A lot of the footage I used came from charity shop videos and just the most random things I could find. The humdrum is what I loved about it. I suppose these humdrum things that were around when I was young…I had little to no interest in them originally, but actually they say a lot about the time. The problem is that a lot of charity shops don’t take videos anymore, so they’re few and far between now.

A lot of names get mentioned when people describe your music, ranging from The Beach Boys to Loop. I’m not sure how many are genuine influences on your music or not. Were there any particular bands and artists that inspired you on High Art Lite?

I don’t really work in the way that an influence comes in, and a song comes out. On the last record it was My Bloody Valentine and Boards of Canada getting mentioned a lot. Don’t get me wrong, they are present and are there, but some of the songs can just start from a guitar riff originally played at twice the speed, then I’ll transfer that to a keyboard riff and slow the whole thing down.

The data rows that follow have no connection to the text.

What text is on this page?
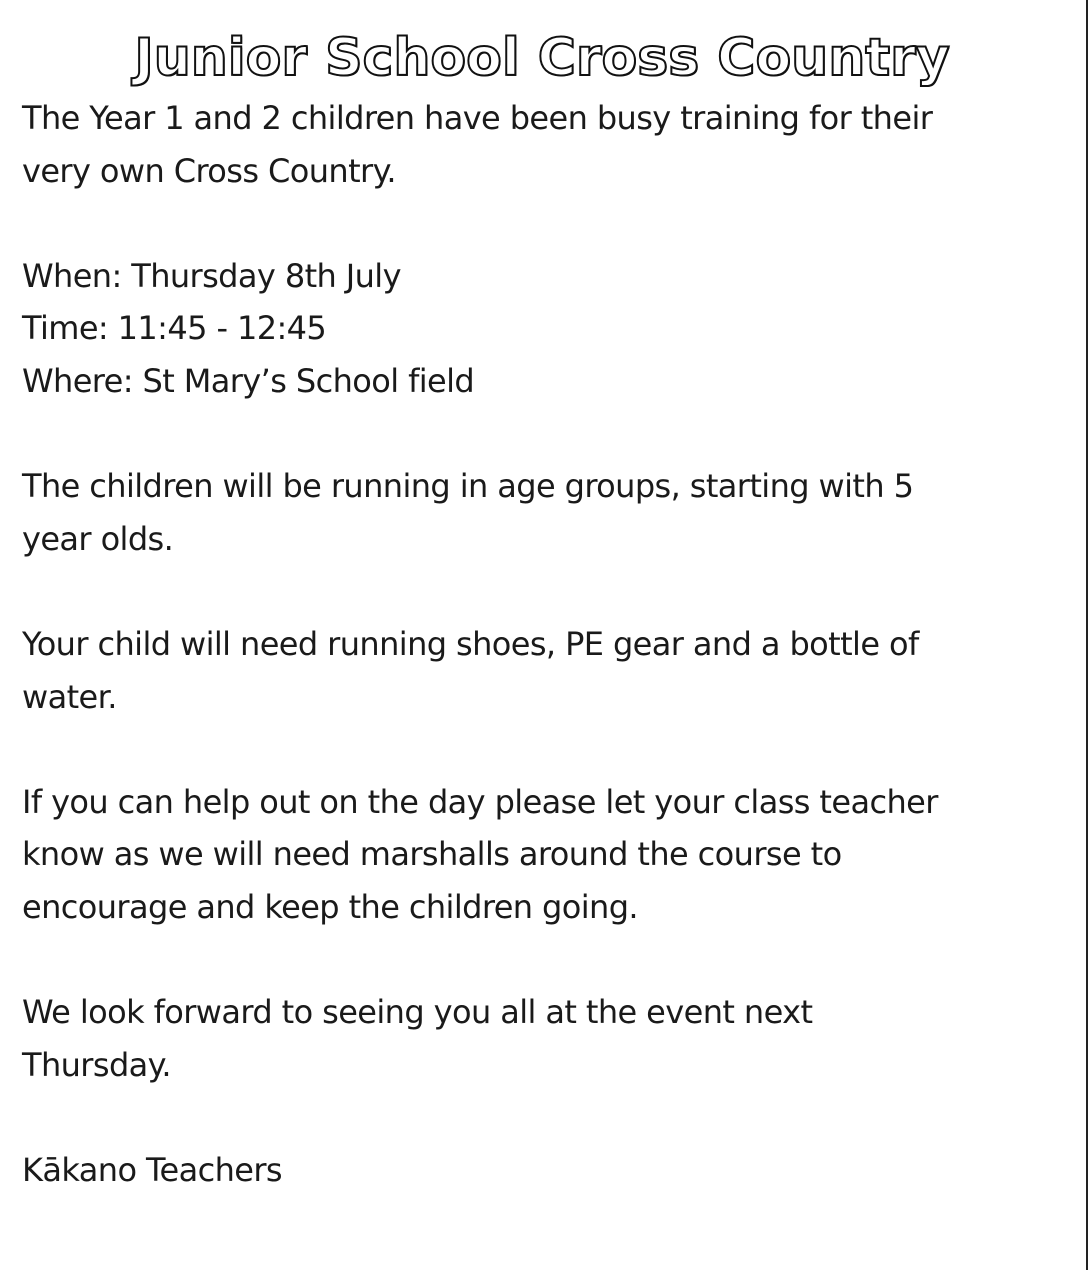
Junior School Cross Country

The Year 1 and 2 children have been busy training for their
very own Cross Country.

When: Thursday 8th July
Time: 11:45 - 12:45
Where: St Mary’s School field

The children will be running in age groups, starting with 5
year olds.

Your child will need running shoes, PE gear and a bottle of
water.

If you can help out on the day please let your class teacher
know as we will need marshalls around the course to
encourage and keep the children going.

We look forward to seeing you all at the event next
Thursday.

Kākano Teachers
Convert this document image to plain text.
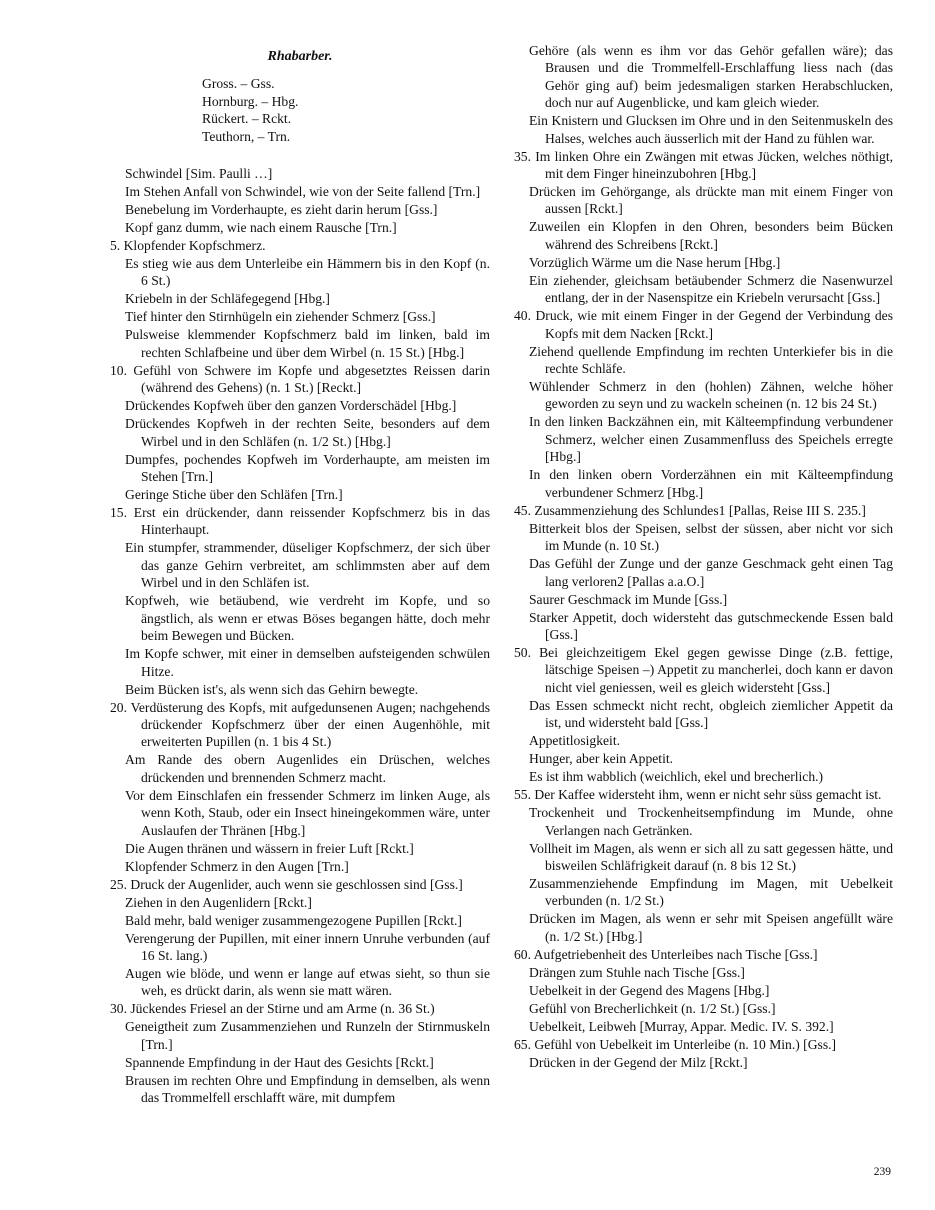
Rhabarber.
Gross. – Gss.
Hornburg. – Hbg.
Rückert. – Rckt.
Teuthorn, – Trn.
Schwindel [Sim. Paulli …]
Im Stehen Anfall von Schwindel, wie von der Seite fallend [Trn.]
Benebelung im Vorderhaupte, es zieht darin herum [Gss.]
Kopf ganz dumm, wie nach einem Rausche [Trn.]
5. Klopfender Kopfschmerz.
Es stieg wie aus dem Unterleibe ein Hämmern bis in den Kopf (n. 6 St.)
Kriebeln in der Schläfegegend [Hbg.]
Tief hinter den Stirnhügeln ein ziehender Schmerz [Gss.]
Pulsweise klemmender Kopfschmerz bald im linken, bald im rechten Schlafbeine und über dem Wirbel (n. 15 St.) [Hbg.]
10. Gefühl von Schwere im Kopfe und abgesetztes Reissen darin (während des Gehens) (n. 1 St.) [Reckt.]
Drückendes Kopfweh über den ganzen Vorderschädel [Hbg.]
Drückendes Kopfweh in der rechten Seite, besonders auf dem Wirbel und in den Schläfen (n. 1/2 St.) [Hbg.]
Dumpfes, pochendes Kopfweh im Vorderhaupte, am meisten im Stehen [Trn.]
Geringe Stiche über den Schläfen [Trn.]
15. Erst ein drückender, dann reissender Kopfschmerz bis in das Hinterhaupt.
Ein stumpfer, strammender, düseliger Kopfschmerz, der sich über das ganze Gehirn verbreitet, am schlimmsten aber auf dem Wirbel und in den Schläfen ist.
Kopfweh, wie betäubend, wie verdreht im Kopfe, und so ängstlich, als wenn er etwas Böses begangen hätte, doch mehr beim Bewegen und Bücken.
Im Kopfe schwer, mit einer in demselben aufsteigenden schwülen Hitze.
Beim Bücken ist's, als wenn sich das Gehirn bewegte.
20. Verdüsterung des Kopfs, mit aufgedunsenen Augen; nachgehends drückender Kopfschmerz über der einen Augenhöhle, mit erweiterten Pupillen (n. 1 bis 4 St.)
Am Rande des obern Augenlides ein Drüschen, welches drückenden und brennenden Schmerz macht.
Vor dem Einschlafen ein fressender Schmerz im linken Auge, als wenn Koth, Staub, oder ein Insect hineingekommen wäre, unter Auslaufen der Thränen [Hbg.]
Die Augen thränen und wässern in freier Luft [Rckt.]
Klopfender Schmerz in den Augen [Trn.]
25. Druck der Augenlider, auch wenn sie geschlossen sind [Gss.]
Ziehen in den Augenlidern [Rckt.]
Bald mehr, bald weniger zusammengezogene Pupillen [Rckt.]
Verengerung der Pupillen, mit einer innern Unruhe verbunden (auf 16 St. lang.)
Augen wie blöde, und wenn er lange auf etwas sieht, so thun sie weh, es drückt darin, als wenn sie matt wären.
30. Jückendes Friesel an der Stirne und am Arme (n. 36 St.)
Geneigtheit zum Zusammenziehen und Runzeln der Stirnmuskeln [Trn.]
Spannende Empfindung in der Haut des Gesichts [Rckt.]
Brausen im rechten Ohre und Empfindung in demselben, als wenn das Trommelfell erschlafft wäre, mit dumpfem
Gehöre (als wenn es ihm vor das Gehör gefallen wäre); das Brausen und die Trommelfell-Erschlaffung liess nach (das Gehör ging auf) beim jedesmaligen starken Herabschlucken, doch nur auf Augenblicke, und kam gleich wieder.
Ein Knistern und Glucksen im Ohre und in den Seitenmuskeln des Halses, welches auch äusserlich mit der Hand zu fühlen war.
35. Im linken Ohre ein Zwängen mit etwas Jücken, welches nöthigt, mit dem Finger hineinzubohren [Hbg.]
Drücken im Gehörgange, als drückte man mit einem Finger von aussen [Rckt.]
Zuweilen ein Klopfen in den Ohren, besonders beim Bücken während des Schreibens [Rckt.]
Vorzüglich Wärme um die Nase herum [Hbg.]
Ein ziehender, gleichsam betäubender Schmerz die Nasenwurzel entlang, der in der Nasenspitze ein Kriebeln verursacht [Gss.]
40. Druck, wie mit einem Finger in der Gegend der Verbindung des Kopfs mit dem Nacken [Rckt.]
Ziehend quellende Empfindung im rechten Unterkiefer bis in die rechte Schläfe.
Wühlender Schmerz in den (hohlen) Zähnen, welche höher geworden zu seyn und zu wackeln scheinen (n. 12 bis 24 St.)
In den linken Backzähnen ein, mit Kälteempfindung verbundener Schmerz, welcher einen Zusammenfluss des Speichels erregte [Hbg.]
In den linken obern Vorderzähnen ein mit Kälteempfindung verbundener Schmerz [Hbg.]
45. Zusammenziehung des Schlundes1 [Pallas, Reise III S. 235.]
Bitterkeit blos der Speisen, selbst der süssen, aber nicht vor sich im Munde (n. 10 St.)
Das Gefühl der Zunge und der ganze Geschmack geht einen Tag lang verloren2 [Pallas a.a.O.]
Saurer Geschmack im Munde [Gss.]
Starker Appetit, doch widersteht das gutschmeckende Essen bald [Gss.]
50. Bei gleichzeitigem Ekel gegen gewisse Dinge (z.B. fettige, lätschige Speisen –) Appetit zu mancherlei, doch kann er davon nicht viel geniessen, weil es gleich widersteht [Gss.]
Das Essen schmeckt nicht recht, obgleich ziemlicher Appetit da ist, und widersteht bald [Gss.]
Appetitlosigkeit.
Hunger, aber kein Appetit.
Es ist ihm wabblich (weichlich, ekel und brecherlich.)
55. Der Kaffee widersteht ihm, wenn er nicht sehr süss gemacht ist.
Trockenheit und Trockenheitsempfindung im Munde, ohne Verlangen nach Getränken.
Vollheit im Magen, als wenn er sich all zu satt gegessen hätte, und bisweilen Schläfrigkeit darauf (n. 8 bis 12 St.)
Zusammenziehende Empfindung im Magen, mit Uebelkeit verbunden (n. 1/2 St.)
Drücken im Magen, als wenn er sehr mit Speisen angefüllt wäre (n. 1/2 St.) [Hbg.]
60. Aufgetriebenheit des Unterleibes nach Tische [Gss.]
Drängen zum Stuhle nach Tische [Gss.]
Uebelkeit in der Gegend des Magens [Hbg.]
Gefühl von Brecherlichkeit (n. 1/2 St.) [Gss.]
Uebelkeit, Leibweh [Murray, Appar. Medic. IV. S. 392.]
65. Gefühl von Uebelkeit im Unterleibe (n. 10 Min.) [Gss.]
Drücken in der Gegend der Milz [Rckt.]
239
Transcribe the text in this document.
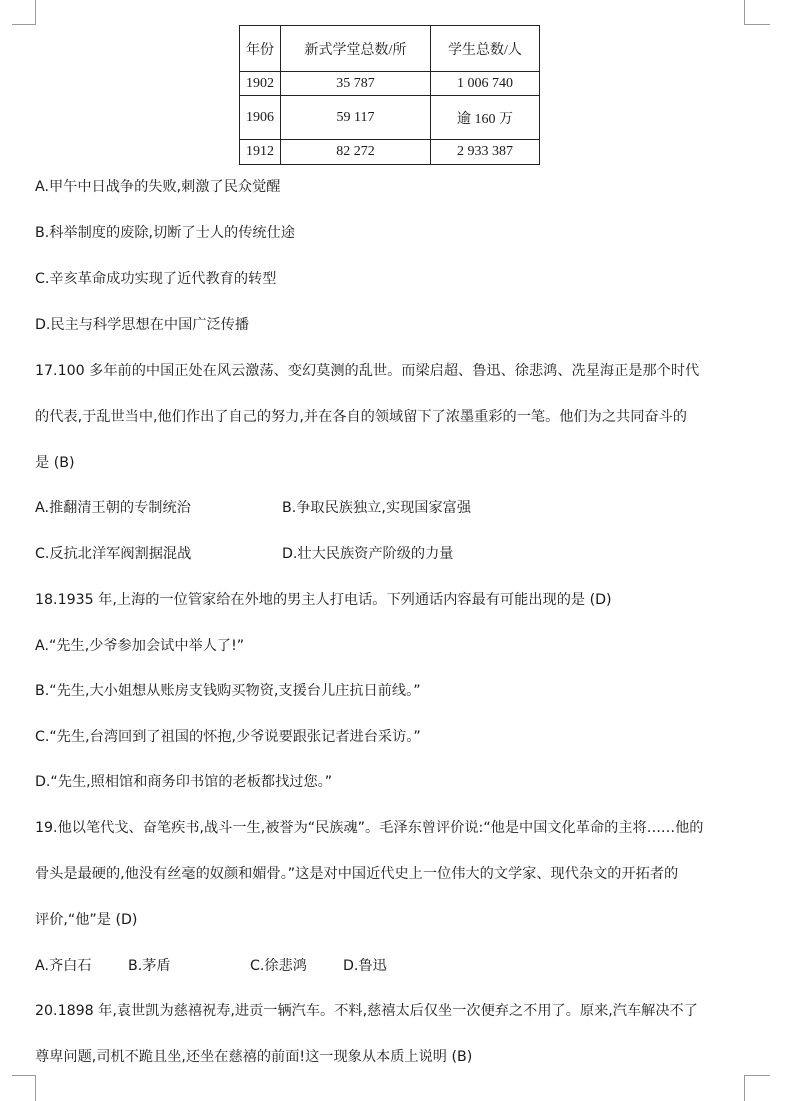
年份	新式学堂总数/所	学生总数/人
1902	35 787	1 006 740
1906	59 117	逾 160 万
1912	82 272	2 933 387
A.甲午中日战争的失败,刺激了民众觉醒
B.科举制度的废除,切断了士人的传统仕途
C.辛亥革命成功实现了近代教育的转型
D.民主与科学思想在中国广泛传播
17.100 多年前的中国正处在风云激荡、变幻莫测的乱世。而梁启超、鲁迅、徐悲鸿、冼星海正是那个时代
的代表,于乱世当中,他们作出了自己的努力,并在各自的领域留下了浓墨重彩的一笔。他们为之共同奋斗的
是 (B)
A.推翻清王朝的专制统治	B.争取民族独立,实现国家富强
C.反抗北洋军阀割据混战	D.壮大民族资产阶级的力量
18.1935 年,上海的一位管家给在外地的男主人打电话。下列通话内容最有可能出现的是 (D)
A.“先生,少爷参加会试中举人了!”
B.“先生,大小姐想从账房支钱购买物资,支援台儿庄抗日前线。”
C.“先生,台湾回到了祖国的怀抱,少爷说要跟张记者进台采访。”
D.“先生,照相馆和商务印书馆的老板都找过您。”
19.他以笔代戈、奋笔疾书,战斗一生,被誉为“民族魂”。毛泽东曾评价说:“他是中国文化革命的主将……他的
骨头是最硬的,他没有丝毫的奴颜和媚骨。”这是对中国近代史上一位伟大的文学家、现代杂文的开拓者的
评价,“他”是 (D)
A.齐白石	B.茅盾	C.徐悲鸿	D.鲁迅
20.1898 年,袁世凯为慈禧祝寿,进贡一辆汽车。不料,慈禧太后仅坐一次便弃之不用了。原来,汽车解决不了
尊卑问题,司机不跪且坐,还坐在慈禧的前面!这一现象从本质上说明 (B)
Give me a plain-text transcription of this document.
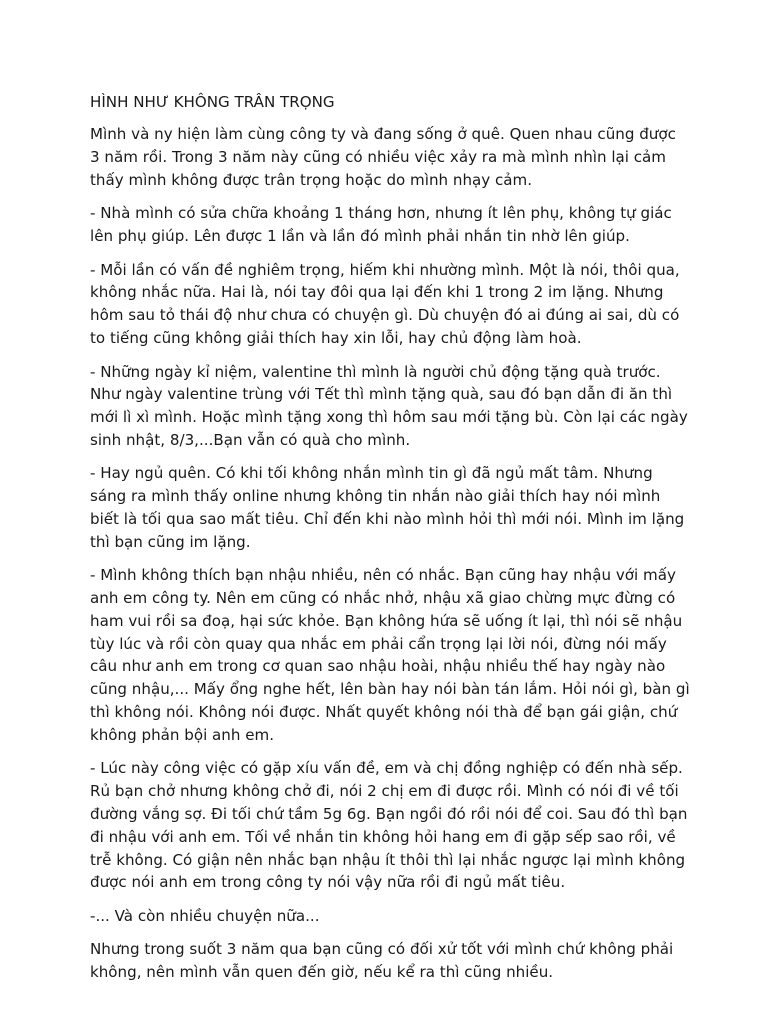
HÌNH NHƯ KHÔNG TRÂN TRỌNG

Mình và ny hiện làm cùng công ty và đang sống ở quê. Quen nhau cũng được 3 năm rồi. Trong 3 năm này cũng có nhiều việc xảy ra mà mình nhìn lại cảm thấy mình không được trân trọng hoặc do mình nhạy cảm.

- Nhà mình có sửa chữa khoảng 1 tháng hơn, nhưng ít lên phụ, không tự giác lên phụ giúp. Lên được 1 lần và lần đó mình phải nhắn tin nhờ lên giúp.

- Mỗi lần có vấn đề nghiêm trọng, hiếm khi nhường mình. Một là nói, thôi qua, không nhắc nữa. Hai là, nói tay đôi qua lại đến khi 1 trong 2 im lặng. Nhưng hôm sau tỏ thái độ như chưa có chuyện gì. Dù chuyện đó ai đúng ai sai, dù có to tiếng cũng không giải thích hay xin lỗi, hay chủ động làm hoà.

- Những ngày kỉ niệm, valentine thì mình là người chủ động tặng quà trước. Như ngày valentine trùng với Tết thì mình tặng quà, sau đó bạn dẫn đi ăn thì mới lì xì mình. Hoặc mình tặng xong thì hôm sau mới tặng bù. Còn lại các ngày sinh nhật, 8/3,...Bạn vẫn có quà cho mình.

- Hay ngủ quên. Có khi tối không nhắn mình tin gì đã ngủ mất tâm. Nhưng sáng ra mình thấy online nhưng không tin nhắn nào giải thích hay nói mình biết là tối qua sao mất tiêu. Chỉ đến khi nào mình hỏi thì mới nói. Mình im lặng thì bạn cũng im lặng.

- Mình không thích bạn nhậu nhiều, nên có nhắc. Bạn cũng hay nhậu với mấy anh em công ty. Nên em cũng có nhắc nhở, nhậu xã giao chừng mực đừng có ham vui rồi sa đoạ, hại sức khỏe. Bạn không hứa sẽ uống ít lại, thì nói sẽ nhậu tùy lúc và rồi còn quay qua nhắc em phải cẩn trọng lại lời nói, đừng nói mấy câu như anh em trong cơ quan sao nhậu hoài, nhậu nhiều thế hay ngày nào cũng nhậu,... Mấy ổng nghe hết, lên bàn hay nói bàn tán lắm. Hỏi nói gì, bàn gì thì không nói. Không nói được. Nhất quyết không nói thà để bạn gái giận, chứ không phản bội anh em.

- Lúc này công việc có gặp xíu vấn đề, em và chị đồng nghiệp có đến nhà sếp. Rủ bạn chở nhưng không chở đi, nói 2 chị em đi được rồi. Mình có nói đi về tối đường vắng sợ. Đi tối chứ tầm 5g 6g. Bạn ngồi đó rồi nói để coi. Sau đó thì bạn đi nhậu với anh em. Tối về nhắn tin không hỏi hang em đi gặp sếp sao rồi, về trễ không. Có giận nên nhắc bạn nhậu ít thôi thì lại nhắc ngược lại mình không được nói anh em trong công ty nói vậy nữa rồi đi ngủ mất tiêu.

-... Và còn nhiều chuyện nữa...

Nhưng trong suốt 3 năm qua bạn cũng có đối xử tốt với mình chứ không phải không, nên mình vẫn quen đến giờ, nếu kể ra thì cũng nhiều.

When I started TVAM, I didn’t think I would be using electronics as much as I do. I thought it was going to be me playing electric guitar and some kind of drum machine, and that the songs would be a bit more garagey. But then it didn’t turn out like that and the whole thing with the visuals means that the electronics really work and they open the whole thing out.

For some of the songs on the new record, I was interested in bands that I used to be really into in the 1990s. Some of the poppier bands, like The Dandy Warhols and Beck, and there’s a bit of Primal Scream in there as well, I think.

There are certainly moments on High Art Lite that wouldn’t sound out of place on XTRMNTR (Primal Scream’s sixth studio album, released in January 2000).

I love that album and the only time that I went and saw Primal Scream was on that tour. But for me I really remember that time because Radiohead’s Kid A came out around a similar point. I suppose I was the classic indie kid and guitar music was my thing. Then those two records came out and changed my perspective. I’ve only really realised that looking back, but those two records are quite key in a lot of what I do.

I think everyone needs to have those records where they challenge what you think about music. Looking back, there isn’t anything that’s too ‘out there’ on either of those records. But there will always be records that hit you at a particular point and challenge your perception of what you think music is or what it can be or, I suppose, what you think it should be.

The first two singles from High Art Lite, “Piz Buin” and “Double Lucifer”, have both made it onto the BBC 6Music playlist as well as getting support from other stations. You must be pleased about that?

It is exciting. The one thing I’m really looking forward to is the record being out. It’s been hard as I’ve known the songs have been there for a while, but it’s just because of circumstance that it’s been a longer process to release them than I thought it would be. It’s really exciting now to be in the position where it is actually just round the corner, it is happening.

What’s been interesting this time around is that I’ve been getting a lot of plays on radio abroad as well, so that’s really cool.

It would definitely be nice to get to some festivals and do more abroad, outside the UK, although since the last record we’ve now had Brexit so we’ve got other things to deal with that can pose challenges. I just want to get out there and play lots of new places.

High Art Lite is out on 21 October on Invada Records.

TVAM will tour the UK in November 2022.